En este esfuerzo único de la artesanía hecha a mano de Greubel Forsey, cada componente cuenta una historia. Tiene un proceso de desarrollo y un recorrido propio que lo hace único, pasando largas horas de corte de la materia prima guiados solo por el ojo y la mano humana. La perfección técnica y estética de este reloj Hand Made 1 es inmediatamente visible y, al más puro estilo Greubel Forsey, atribuye la misma importancia a la belleza invisible de todas las piezas ocultas dentro de la caja.

El viaje comienza con el órgano regulador, producido íntegramente a mano en los talleres de Greubel Forsey, incluido el resorte de equilibrio, fabricado a partir de una aleación en el Atelier. Luego, el resorte de equilibrio se enrolla en un laminador operado manualmente (sin asistencia de computadora), un proceso que ciertamente es un know-how en peligro de extinción: solo se pueden fabricar unos pocos resortes de equilibrio a la vez, mientras que en la producción industrial contemporánea, cientos o miles son producido automáticamente de una vez. El volante también está completamente hecho a mano con un extraordinario estándar de precisión y acabado. La rueda de escape, con sus 20 dientes cortados individualmente, cada uno con cuatro superficies que luego se rectifican, es un verdadero tour de force. Mientras tanto, el mecanizado y los acabados de la palanca de escape solo requieren un mes y medio de trabajo.

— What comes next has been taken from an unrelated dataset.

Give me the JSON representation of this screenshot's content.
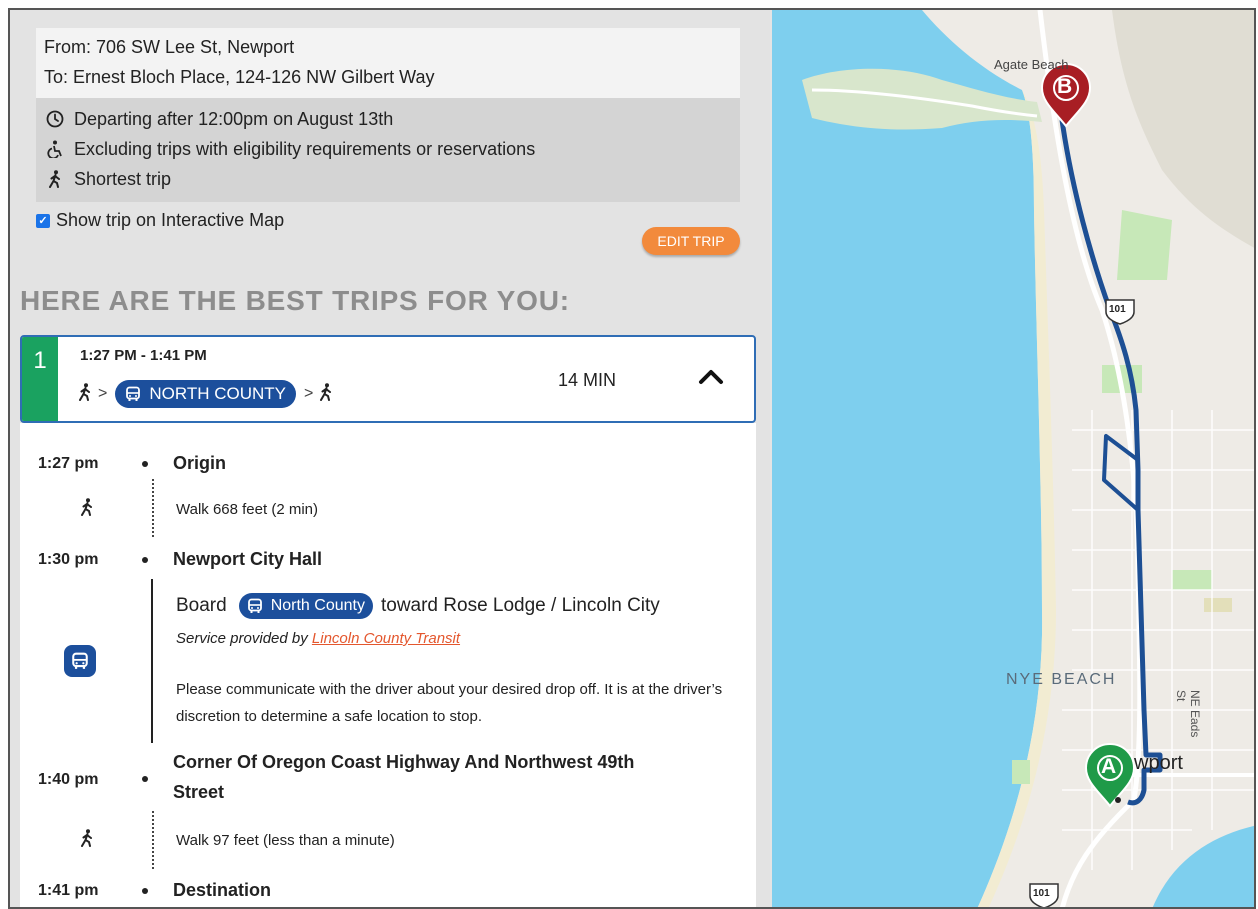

La fabricación a mano del carro del tourbillon, con sus 69 componentes que pesan un total de 0.521 g, representó otro desafío considerable, ya que no es posible replicar la misma geometría de una máquina CNC en un taladro de plantilla tradicional. En consecuencia, se requiere un mayor número de piezas para formar este exquisito mecanismo casi aerotransportado.

Por supuesto, todos los componentes del movimiento se terminan a mano fiel a la más fina tradición relojera, incluidos los puentes con sus flancos verticales interiores y exteriores pulidos, la placa principal única “Gratté” y las ruedas con biseles superiores e inferiores pulidos a mano (40 ángulos para una rueda de cinco radios).

La esfera abierta se destaca con sus anillos de capítulo esmaltados a mano, combinados con elegantes manecillas de acero azulado en llamas de forma fina.

Naturalmente, la caja de oro blanco de 18k también está hecha a mano, gracias a un torno mecánico pantógrafo equipado con herramientas de torneado, antes de ser pacientemente satinado en los lados y pulido en las superficies superiores.

Creado como dos o tres relojes por año, el Greubel Forsey Hand Made 1 está destinado a convertirse en un nuevo hito de la relojería que une el pasado y el futuro. Este nuevo paso hacia la cumbre en la mejor artesanía se sustenta en la esfera a las 6 en punto, donde la inscripción HAND MADE reemplaza a la habitual SWISS MADE.

Precio, CHF 750.000 francos suizos.

Vídeo disponible en el Canal YouTube de Nuevos Relojes.